Gdy Wezz wraz z dwójką towarzyszy wrócili do swojego kramu, od razu opowiedział reszcie o wydarzeniach przed bramą. Z każdą chwilą cała ich misja mocno się komplikowała, a szanse na jej powodzenie spadały. Gdy stanął obok Jorraha, zaczął rozglądać się wokół za blondynem i chudzielcem. Miał co do nich bardzo złe przeczucia. -Z jednej strony nie godzi się porzucać misji, której się podjęto. W moim fachu za takie coś groziła spora kara. - Twarz skierowaną miał w stronę Jorraha, jednak mówił do wszystkich. - Jednak mi także nie podoba się ta cała sytuacja. A tamte zbiry już wkrótce mogą wrócić ze wsparciem. A w obecnej sytuacji ciężko byłoby nam nawet uciec.

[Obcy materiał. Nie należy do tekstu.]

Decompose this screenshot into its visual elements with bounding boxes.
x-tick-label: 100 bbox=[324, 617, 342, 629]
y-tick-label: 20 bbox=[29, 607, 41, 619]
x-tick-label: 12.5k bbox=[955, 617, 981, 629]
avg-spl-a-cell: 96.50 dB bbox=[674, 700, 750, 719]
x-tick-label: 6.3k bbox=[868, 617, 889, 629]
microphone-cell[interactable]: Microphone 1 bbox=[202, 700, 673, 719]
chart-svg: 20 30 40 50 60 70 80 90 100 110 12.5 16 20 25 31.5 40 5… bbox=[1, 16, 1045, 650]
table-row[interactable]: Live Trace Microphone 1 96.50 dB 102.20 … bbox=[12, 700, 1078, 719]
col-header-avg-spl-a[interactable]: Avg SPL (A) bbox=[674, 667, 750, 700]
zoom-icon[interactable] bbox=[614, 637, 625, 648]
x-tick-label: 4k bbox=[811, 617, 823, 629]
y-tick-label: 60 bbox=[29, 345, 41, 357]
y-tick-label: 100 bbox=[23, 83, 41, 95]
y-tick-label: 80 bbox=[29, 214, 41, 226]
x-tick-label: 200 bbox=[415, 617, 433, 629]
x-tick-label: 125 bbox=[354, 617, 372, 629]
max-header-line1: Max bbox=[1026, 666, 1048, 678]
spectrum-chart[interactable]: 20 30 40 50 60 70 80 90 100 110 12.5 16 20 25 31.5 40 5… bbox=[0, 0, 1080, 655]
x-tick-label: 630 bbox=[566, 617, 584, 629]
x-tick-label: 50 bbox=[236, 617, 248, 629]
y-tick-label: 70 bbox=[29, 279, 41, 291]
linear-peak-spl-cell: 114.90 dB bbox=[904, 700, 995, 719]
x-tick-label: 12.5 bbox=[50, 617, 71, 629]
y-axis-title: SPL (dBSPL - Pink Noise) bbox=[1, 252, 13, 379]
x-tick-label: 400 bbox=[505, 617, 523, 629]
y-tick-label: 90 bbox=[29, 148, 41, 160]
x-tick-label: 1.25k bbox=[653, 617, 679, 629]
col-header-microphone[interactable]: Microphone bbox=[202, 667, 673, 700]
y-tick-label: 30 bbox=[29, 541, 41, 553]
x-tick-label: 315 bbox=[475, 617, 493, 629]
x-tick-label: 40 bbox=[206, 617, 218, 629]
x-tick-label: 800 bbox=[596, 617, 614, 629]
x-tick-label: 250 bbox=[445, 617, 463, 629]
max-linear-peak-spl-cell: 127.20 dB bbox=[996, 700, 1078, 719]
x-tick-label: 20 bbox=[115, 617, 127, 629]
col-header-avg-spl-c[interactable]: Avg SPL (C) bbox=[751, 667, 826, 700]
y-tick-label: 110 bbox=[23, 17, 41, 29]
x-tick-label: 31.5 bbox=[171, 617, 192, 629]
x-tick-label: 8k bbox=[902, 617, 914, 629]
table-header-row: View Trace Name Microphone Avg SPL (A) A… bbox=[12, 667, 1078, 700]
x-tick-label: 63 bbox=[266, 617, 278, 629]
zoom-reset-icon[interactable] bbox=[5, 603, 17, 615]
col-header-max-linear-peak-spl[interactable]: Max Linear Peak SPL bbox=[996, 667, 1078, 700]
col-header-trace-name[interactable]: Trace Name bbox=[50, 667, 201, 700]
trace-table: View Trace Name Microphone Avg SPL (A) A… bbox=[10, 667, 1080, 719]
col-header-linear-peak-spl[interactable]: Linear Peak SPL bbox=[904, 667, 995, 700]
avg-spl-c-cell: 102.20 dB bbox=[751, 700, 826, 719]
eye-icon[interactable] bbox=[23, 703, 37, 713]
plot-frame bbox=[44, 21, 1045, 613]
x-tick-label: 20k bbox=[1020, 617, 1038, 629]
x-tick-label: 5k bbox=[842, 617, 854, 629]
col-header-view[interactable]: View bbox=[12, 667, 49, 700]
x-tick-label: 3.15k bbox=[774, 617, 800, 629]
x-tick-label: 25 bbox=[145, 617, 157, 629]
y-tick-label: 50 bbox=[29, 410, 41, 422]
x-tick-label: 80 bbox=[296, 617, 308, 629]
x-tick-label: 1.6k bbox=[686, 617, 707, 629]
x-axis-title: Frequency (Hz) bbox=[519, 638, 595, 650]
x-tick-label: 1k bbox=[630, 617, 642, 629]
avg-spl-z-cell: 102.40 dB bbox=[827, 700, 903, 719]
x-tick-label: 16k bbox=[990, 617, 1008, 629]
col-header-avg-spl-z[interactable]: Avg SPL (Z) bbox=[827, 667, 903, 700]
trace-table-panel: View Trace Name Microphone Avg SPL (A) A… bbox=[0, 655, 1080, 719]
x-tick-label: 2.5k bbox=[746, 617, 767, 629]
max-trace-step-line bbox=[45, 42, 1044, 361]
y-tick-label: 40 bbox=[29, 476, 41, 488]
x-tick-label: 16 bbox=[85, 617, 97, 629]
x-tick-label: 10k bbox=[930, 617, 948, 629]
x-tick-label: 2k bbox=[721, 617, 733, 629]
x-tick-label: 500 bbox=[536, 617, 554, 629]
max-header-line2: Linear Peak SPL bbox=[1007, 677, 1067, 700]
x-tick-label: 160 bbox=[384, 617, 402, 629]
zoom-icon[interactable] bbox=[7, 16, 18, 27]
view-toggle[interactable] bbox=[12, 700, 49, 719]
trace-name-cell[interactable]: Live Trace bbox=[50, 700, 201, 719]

Wezz westchnął przeciągle i zaczął zastanawiać się nad możliwościami, które mieli. Mogli poczekać na zarządce, jednak z wypowiedzi strażnika wynikało, że ciężko byłoby się wkręcić do zamku, a przedłużanie pobytu tutaj jest wielce niebezpieczne ze względu na grubego blondyna, który poszedł zawiadomić swojego szefa o ich obecności.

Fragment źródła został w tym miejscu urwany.